4. Efeitos financeiros retroativos
Outro ponto sensível são dispositivos que estabelecem reajustes com efeitos financeiros retroativos a exercícios anteriores à aprovação da lei, prática considerada inconstitucional por violar o princípio da anterioridade e a Lei de Responsabilidade Fiscal (LRF).
5. Ausência de impacto financeiro e parecer técnico
A falta de estudo de impacto orçamentário e financeiro, previsto no art. 16, da LRF, é vício insanável.
O mesmo vale para projetos que não são acompanhados de parecer técnico-jurídico e de avaliação de compatibilidade com o Plano Plurianual (PPA) e a Lei de Diretrizes Orçamentárias (LDO).

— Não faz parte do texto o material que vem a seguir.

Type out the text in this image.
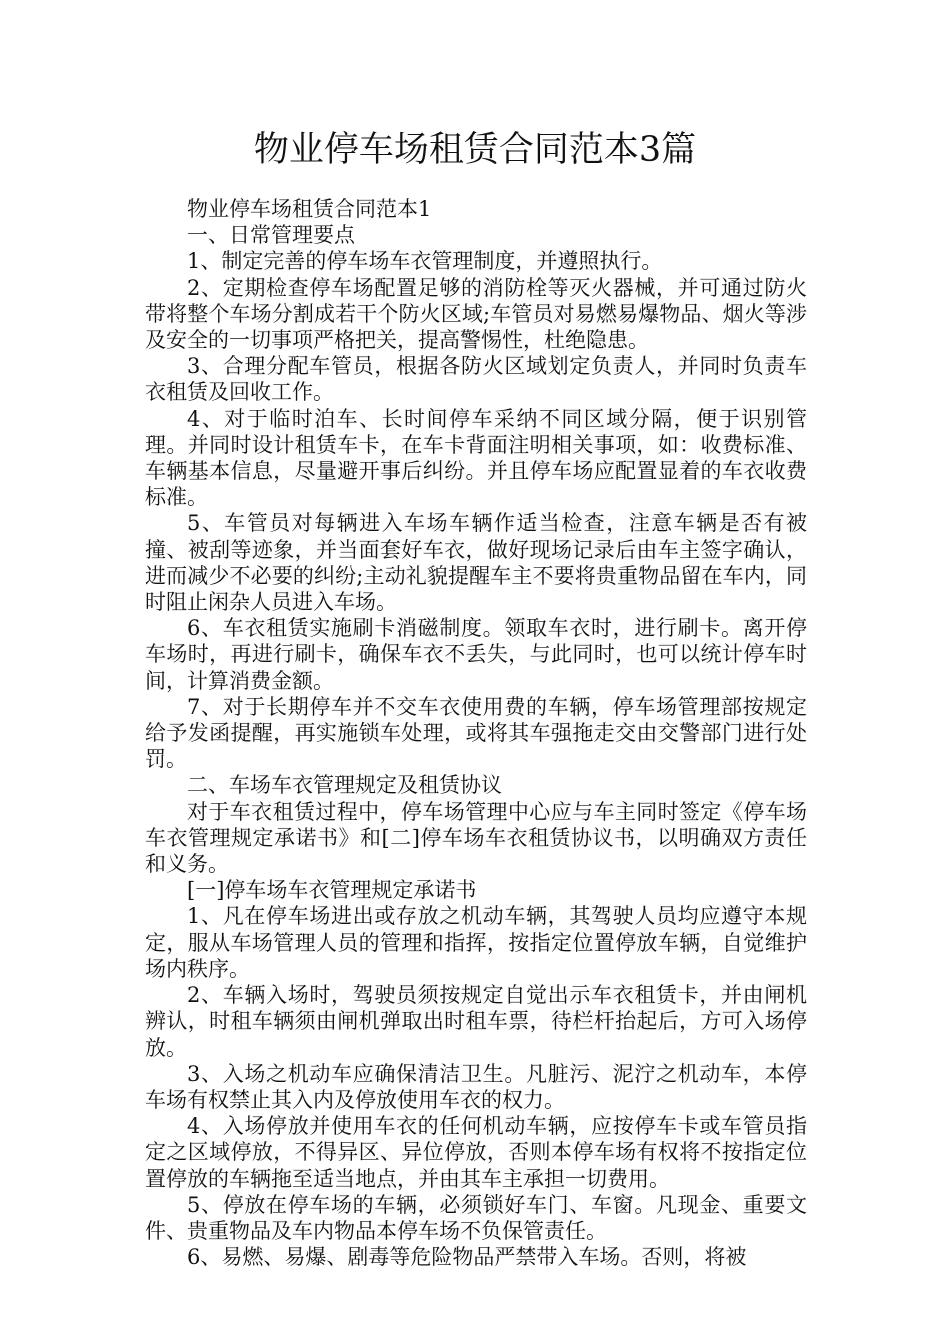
物业停车场租赁合同范本3篇

物业停车场租赁合同范本1

一、日常管理要点

1、制定完善的停车场车衣管理制度，并遵照执行。

2、定期检查停车场配置足够的消防栓等灭火器械，并可通过防火带将整个车场分割成若干个防火区域;车管员对易燃易爆物品、烟火等涉及安全的一切事项严格把关，提高警惕性，杜绝隐患。

3、合理分配车管员，根据各防火区域划定负责人，并同时负责车衣租赁及回收工作。

4、对于临时泊车、长时间停车采纳不同区域分隔，便于识别管理。并同时设计租赁车卡，在车卡背面注明相关事项，如：收费标准、车辆基本信息，尽量避开事后纠纷。并且停车场应配置显着的车衣收费标准。

5、车管员对每辆进入车场车辆作适当检查，注意车辆是否有被撞、被刮等迹象，并当面套好车衣，做好现场记录后由车主签字确认，进而减少不必要的纠纷;主动礼貌提醒车主不要将贵重物品留在车内，同时阻止闲杂人员进入车场。

6、车衣租赁实施刷卡消磁制度。领取车衣时，进行刷卡。离开停车场时，再进行刷卡，确保车衣不丢失，与此同时，也可以统计停车时间，计算消费金额。

7、对于长期停车并不交车衣使用费的车辆，停车场管理部按规定给予发函提醒，再实施锁车处理，或将其车强拖走交由交警部门进行处罚。

二、车场车衣管理规定及租赁协议

对于车衣租赁过程中，停车场管理中心应与车主同时签定《停车场车衣管理规定承诺书》和[二]停车场车衣租赁协议书，以明确双方责任和义务。

[一]停车场车衣管理规定承诺书

1、凡在停车场进出或存放之机动车辆，其驾驶人员均应遵守本规定，服从车场管理人员的管理和指挥，按指定位置停放车辆，自觉维护场内秩序。

2、车辆入场时，驾驶员须按规定自觉出示车衣租赁卡，并由闸机辨认，时租车辆须由闸机弹取出时租车票，待栏杆抬起后，方可入场停放。

3、入场之机动车应确保清洁卫生。凡脏污、泥泞之机动车，本停车场有权禁止其入内及停放使用车衣的权力。

4、入场停放并使用车衣的任何机动车辆，应按停车卡或车管员指定之区域停放，不得异区、异位停放，否则本停车场有权将不按指定位置停放的车辆拖至适当地点，并由其车主承担一切费用。

5、停放在停车场的车辆，必须锁好车门、车窗。凡现金、重要文件、贵重物品及车内物品本停车场不负保管责任。

6、易燃、易爆、剧毒等危险物品严禁带入车场。否则，将被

Como evitar a ADI: boas práticas jurídicas e administrativas
Para garantir a legalidade e a segurança do plano, recomenda-se seguir as seguintes etapas:
1. Diagnóstico técnico detalhado
Antes da minuta legislativa, é fundamental elaborar um diagnóstico completo da estrutura atual: cargos existentes, número de servidores, lacunas de pessoal, histórico de gratificações e impacto da folha.

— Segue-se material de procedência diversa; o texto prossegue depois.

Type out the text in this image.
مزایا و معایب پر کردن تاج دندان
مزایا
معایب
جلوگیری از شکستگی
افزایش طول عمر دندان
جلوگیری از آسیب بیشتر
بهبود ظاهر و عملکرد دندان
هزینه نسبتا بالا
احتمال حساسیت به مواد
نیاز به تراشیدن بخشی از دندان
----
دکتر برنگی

2. Elaboração com apoio jurídico e técnico especializado
A equipe que elaborará o plano deve ser multidisciplinar, envolvendo procuradores municipais, profissionais de RH, contadores e, se possível, consultoria externa especializada em administração pública.
3. Justificativa técnica dos cargos e remuneração
Cada cargo novo ou modificado deve vir acompanhado de uma justificativa técnica clara: por que ele é necessário, quais as funções a serem desempenhadas, quais os requisitos e como se enquadra na estrutura municipal.

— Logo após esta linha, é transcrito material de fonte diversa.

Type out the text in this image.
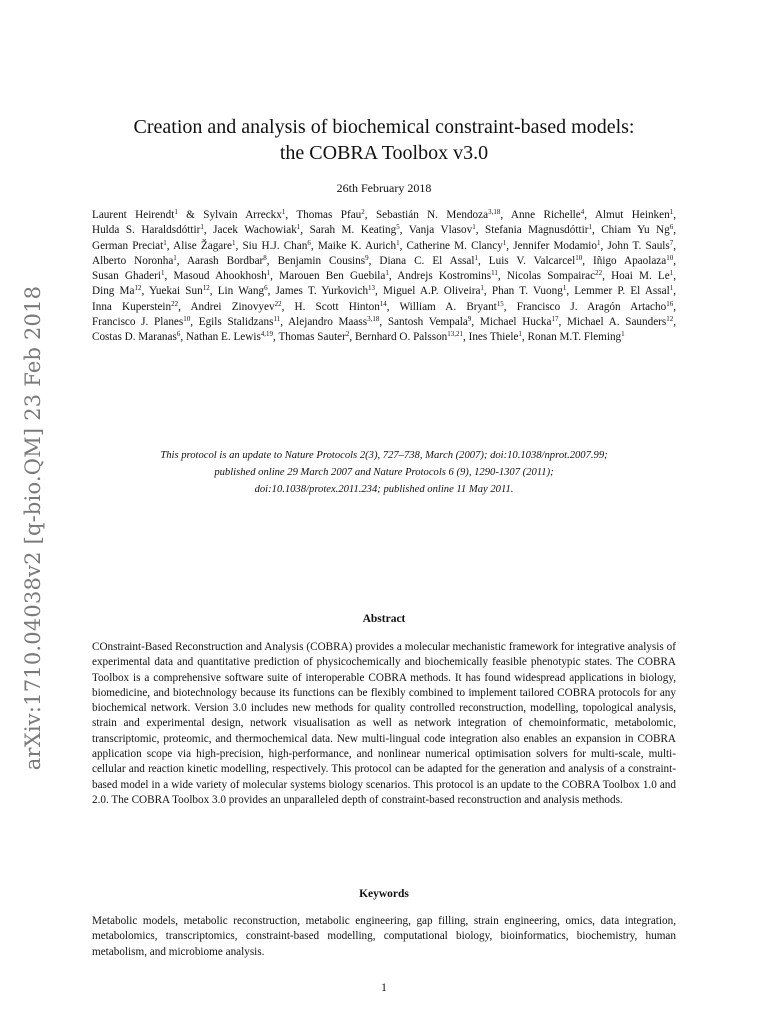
arXiv:1710.04038v2 [q-bio.QM] 23 Feb 2018
Creation and analysis of biochemical constraint-based models:
the COBRA Toolbox v3.0
26th February 2018
Laurent Heirendt$^1$ & Sylvain Arreckx$^1$, Thomas Pfau$^2$, Sebastián N. Mendoza$^{3,18}$, Anne Richelle$^4$, Almut Heinken$^1$, Hulda S. Haraldsdóttir$^1$, Jacek Wachowiak$^1$, Sarah M. Keating$^5$, Vanja Vlasov$^1$, Stefania Magnusdóttir$^1$, Chiam Yu Ng$^6$, German Preciat$^1$, Alise Žagare$^1$, Siu H.J. Chan$^6$, Maike K. Aurich$^1$, Catherine M. Clancy$^1$, Jennifer Modamio$^1$, John T. Sauls$^7$, Alberto Noronha$^1$, Aarash Bordbar$^8$, Benjamin Cousins$^9$, Diana C. El Assal$^1$, Luis V. Valcarcel$^{10}$, Iñigo Apaolaza$^{10}$, Susan Ghaderi$^1$, Masoud Ahookhosh$^1$, Marouen Ben Guebila$^1$, Andrejs Kostromins$^{11}$, Nicolas Sompairac$^{22}$, Hoai M. Le$^1$, Ding Ma$^{12}$, Yuekai Sun$^{12}$, Lin Wang$^6$, James T. Yurkovich$^{13}$, Miguel A.P. Oliveira$^1$, Phan T. Vuong$^1$, Lemmer P. El Assal$^1$, Inna Kuperstein$^{22}$, Andrei Zinovyev$^{22}$, H. Scott Hinton$^{14}$, William A. Bryant$^{15}$, Francisco J. Aragón Artacho$^{16}$, Francisco J. Planes$^{10}$, Egils Stalidzans$^{11}$, Alejandro Maass$^{3,18}$, Santosh Vempala$^9$, Michael Hucka$^{17}$, Michael A. Saunders$^{12}$, Costas D. Maranas$^6$, Nathan E. Lewis$^{4,19}$, Thomas Sauter$^2$, Bernhard O. Palsson$^{13,21}$, Ines Thiele$^1$, Ronan M.T. Fleming$^1$
This protocol is an update to Nature Protocols 2(3), 727–738, March (2007); doi:10.1038/nprot.2007.99;
published online 29 March 2007 and Nature Protocols 6 (9), 1290-1307 (2011);
doi:10.1038/protex.2011.234; published online 11 May 2011.
Abstract
COnstraint-Based Reconstruction and Analysis (COBRA) provides a molecular mechanistic framework for integrative analysis of experimental data and quantitative prediction of physicochemically and biochemically feasible phenotypic states. The COBRA Toolbox is a comprehensive software suite of interoperable COBRA methods. It has found widespread applications in biology, biomedicine, and biotechnology because its functions can be flexibly combined to implement tailored COBRA protocols for any biochemical network. Version 3.0 includes new methods for quality controlled reconstruction, modelling, topological analysis, strain and experimental design, network visualisation as well as network integration of chemoinformatic, metabolomic, transcriptomic, proteomic, and thermochemical data. New multi-lingual code integration also enables an expansion in COBRA application scope via high-precision, high-performance, and nonlinear numerical optimisation solvers for multi-scale, multi-cellular and reaction kinetic modelling, respectively. This protocol can be adapted for the generation and analysis of a constraint-based model in a wide variety of molecular systems biology scenarios. This protocol is an update to the COBRA Toolbox 1.0 and 2.0. The COBRA Toolbox 3.0 provides an unparalleled depth of constraint-based reconstruction and analysis methods.
Keywords
Metabolic models, metabolic reconstruction, metabolic engineering, gap filling, strain engineering, omics, data integration, metabolomics, transcriptomics, constraint-based modelling, computational biology, bioinformatics, biochemistry, human metabolism, and microbiome analysis.
1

4. Separação rigorosa entre cargos efetivos e comissionados
Os cargos comissionados devem representar um percentual pequeno e razoável do total, e suas atribuições devem se restringir a funções de direção, chefia e assessoramento, como determina a CF.
5. Estudo de impacto orçamentário e parecer jurídico
O projeto de lei deve obrigatoriamente ser acompanhado de estudo de impacto conforme art. 16 da LRF e parecer jurídico atestando a compatibilidade do plano com os princípios constitucionais e a legislação vigente.
6. Participação do controle interno e externo
É recomendável que a Controladoria Interna e o Tribunal de Contas local sejam envolvidos na análise prévia do projeto, como medida preventiva e de transparência.
As consequências de uma declaração de inconstitucionalidade
Um plano de cargos declarado inconstitucional pode ter consequências sérias para o Município:
- Anulação de nomeações e exoneração de servidores;
- Devolução de valores pagos indevidamente;
- Suspensão de repasses voluntários por inadimplência na LRF;
- Risco de responsabilização do gestor por improbidade administrativa;
- Comprometimento da credibilidade institucional do Município.
Além disso, os prejuízos políticos e sociais são imediatos, uma vez que a insegurança jurídica instalada compromete o bom funcionamento da máquina pública e afeta diretamente os serviços prestados à população.
Conclusão
Elaborar um Plano de Cargos e Salários constitucional é um desafio jurídico e técnico que exige planejamento, embasamento e conformidade com os princípios da Administração Pública.
Em tempos de fiscalização intensa por parte dos Tribunais e do Ministério Público, não basta a boa intenção do gestor: é preciso garantir que o plano seja legal desde sua origem.
Uma proposta bem fundamentada, discutida com os órgãos competentes e construída em conformidade com a Constituição é a melhor forma de valorizar os servidores, modernizar a gestão e proteger o Município de riscos jurídicos.
Caso precise, posso ajudar a estruturar uma minuta de projeto de lei, notas técnicas e checklists de conformidade para cada etapa da elaboração.